Pensate che gli altri leader europei, che si devono guadagnare il consenso non meno di Renzi, siano disposti a tollerare la paghetta ai diciottenni e cose simili? Non è un caso che il recente rapporto di Bruxelles sull’economia italiana potrebbe essere intitolato “la fiera delle occasioni perdute” e che uno dei passaggi più significativi parli esplicitamente di eccesso di esposizione al rischio sovrano.
Ora, però, le chiassate hanno lasciato il posto al dialogo. Padoan ha redatto e consegnato un ambizioso documento strategico sull’Europa, in cinque punti. Ne siamo contenti, perché da tempo chiedevamo all’Italia di tradurre il mugugno in proposta. E siamo altresì soddisfatti del taglio neo-keynesiano dell’approccio di analisi: crescita e occupazione sono gli obiettivi primari della politica economica comunitaria. In una fase in cui stagnazione e deflazione ci castrano ogni prospettiva, non è poca cosa. Ma ci si ferma lì. Non ci sono indicazioni per una reale revisione del fiscal compact – che noi vorremmo non in chiave di sostegno ai consumi, ma di impegno sugli investimenti – e l’indicazione a favore di eurobond è troppo generica per essere considerabile una proposta operativa. Anche il supporto all’idea di un ministro delle Finanze comune, oltre ad essere a traino di chi l’aveva lanciata per primo (Francia e Germania), ci pare, in assenza di una politica fiscale comune, un boomerang, perché finisce con l'allontanare anziché avvicinare la vera cessione di sovranità necessaria per edificare gli Stati Uniti d’Europa.

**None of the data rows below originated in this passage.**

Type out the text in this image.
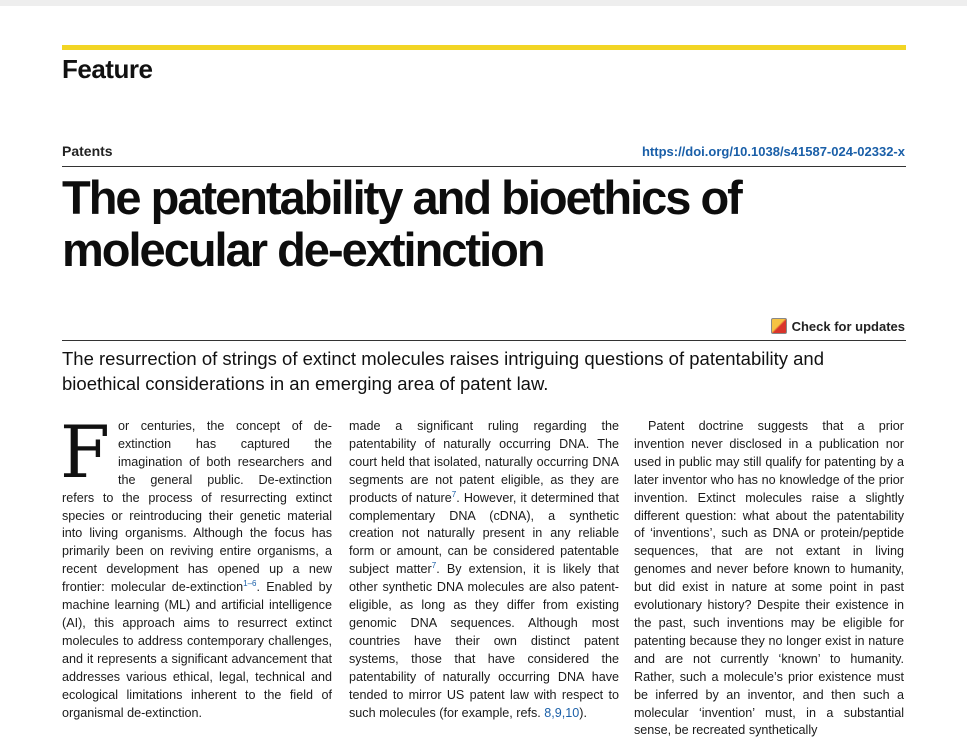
Feature
Patents	https://doi.org/10.1038/s41587-024-02332-x
The patentability and bioethics of molecular de-extinction
Check for updates

The resurrection of strings of extinct molecules raises intriguing questions of patentability and bioethical considerations in an emerging area of patent law.

For centuries, the concept of de-extinction has captured the imagination of both researchers and the general public. De-extinction refers to the process of resurrecting extinct species or reintroducing their genetic material into living organisms. Although the focus has primarily been on reviving entire organisms, a recent development has opened up a new frontier: molecular de-extinction$^{1-6}$. Enabled by machine learning (ML) and artificial intelligence (AI), this approach aims to resurrect extinct molecules to address contemporary challenges, and it represents a significant advancement that addresses various ethical, legal, technical and ecological limitations inherent to the field of organismal de-extinction.

made a significant ruling regarding the patentability of naturally occurring DNA. The court held that isolated, naturally occurring DNA segments are not patent eligible, as they are products of nature$^7$. However, it determined that complementary DNA (cDNA), a synthetic creation not naturally present in any reliable form or amount, can be considered patentable subject matter$^7$. By extension, it is likely that other synthetic DNA molecules are also patent-eligible, as long as they differ from existing genomic DNA sequences. Although most countries have their own distinct patent systems, those that have considered the patentability of naturally occurring DNA have tended to mirror US patent law with respect to such molecules (for example, refs. 8,9,10).

Patent doctrine suggests that a prior invention never disclosed in a publication nor used in public may still qualify for patenting by a later inventor who has no knowledge of the prior invention. Extinct molecules raise a slightly different question: what about the patentability of ‘inventions’, such as DNA or protein/peptide sequences, that are not extant in living genomes and never before known to humanity, but did exist in nature at some point in past evolutionary history? Despite their existence in the past, such inventions may be eligible for patenting because they no longer exist in nature and are not currently ‘known’ to humanity. Rather, such a molecule’s prior existence must be inferred by an inventor, and then such a molecular ‘invention’ must, in a substantial sense, be recreated synthetically
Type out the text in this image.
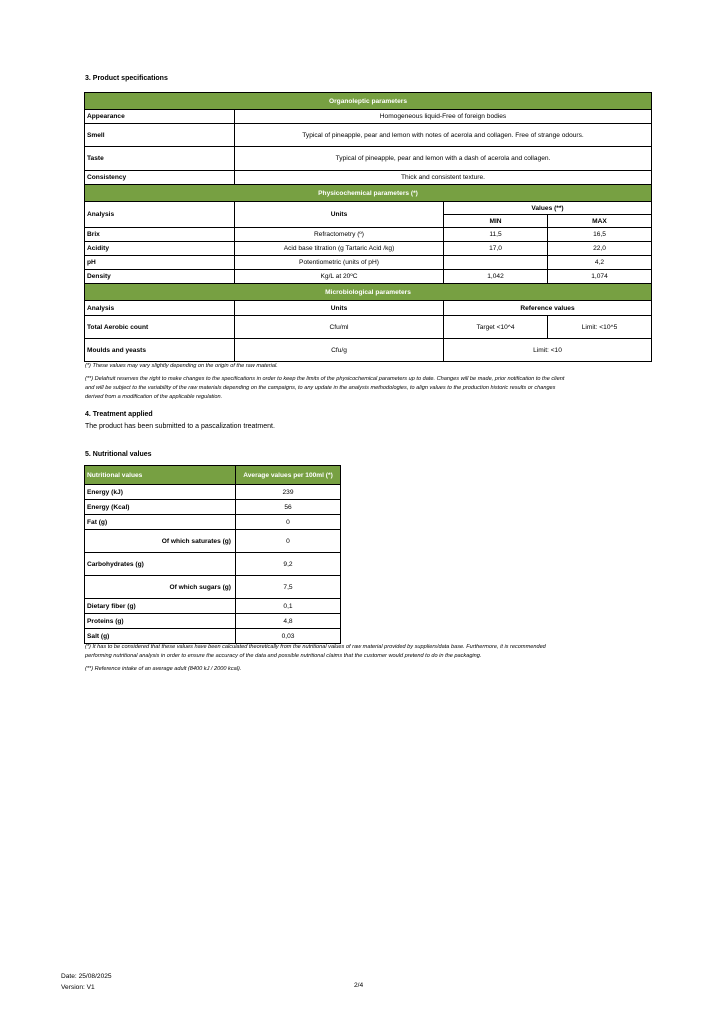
3. Product specifications
Organoleptic parameters			
Appearance	Homogeneous liquid-Free of foreign bodies		
Smell	Typical of pineapple, pear and lemon with notes of acerola and collagen. Free of strange odours.		
Taste	Typical of pineapple, pear and lemon with a dash of acerola and collagen.		
Consistency	Thick and consistent texture.		
Physicochemical parameters (*)			
Analysis	Units	Values (**)	
		MIN	MAX
Brix	Refractometry (º)	11,5	16,5
Acidity	Acid base titration (g Tartaric Acid /kg)	17,0	22,0
pH	Potentiometric (units of pH)		4,2
Density	Kg/L at 20ºC	1,042	1,074
Microbiological parameters			
Analysis	Units	Reference values	
Total Aerobic count	Cfu/ml	Target <10^4	Limit: <10^5
Moulds and yeasts	Cfu/g	Limit: <10	
(*) These values may vary slightly depending on the origin of the raw material.
(**) Delafruit reserves the right to make changes to the specifications in order to keep the limits of the physicochemical parameters up to date. Changes will be made, prior notification to the client
and will be subject to the variability of the raw materials depending on the campaigns, to any update in the analysis methodologies, to align values to the production historic results or changes
derived from a modification of the applicable regulation.
4. Treatment applied
The product has been submitted to a pascalization treatment.
5. Nutritional values
Nutritional values	Average values per 100ml (*)
Energy (kJ)	239
Energy (Kcal)	56
Fat (g)	0
Of which saturates (g)	0
Carbohydrates (g)	9,2
Of which sugars (g)	7,5
Dietary fiber (g)	0,1
Proteins (g)	4,8
Salt (g)	0,03
(*) It has to be considered that these values have been calculated theoretically from the nutritional values of raw material provided by suppliers/data base. Furthermore, it is recommended
performing nutritional analysis in order to ensure the accuracy of the data and possible nutritional claims that the customer would pretend to do in the packaging.
(**) Reference intake of an average adult (8400 kJ / 2000 kcal).
Date: 25/08/2025
Version: V1	2/4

Non è un caso, d’altra parte, che nel corso della visita di Juncker a Roma per quella che è stata definita un’operazione “building bridges” – costruire ponti per ricucire con Renzi – il presidente della Commissione abbia sentito il bisogno di sottolineare che Bruxelles “non è un raggruppamento di tecnocrati e burocrati a favore di un’austerità sciocca”. Come a dire che è Roma a fare la pace con Bruxelles, e non viceversa. Il che fa pensare che i conti andranno regolati. Forse non quest’anno, ma certo non oltre il 2017. E se l’economia italiana continua nel trend dell’ultimo trimester 2015, saranno dolori.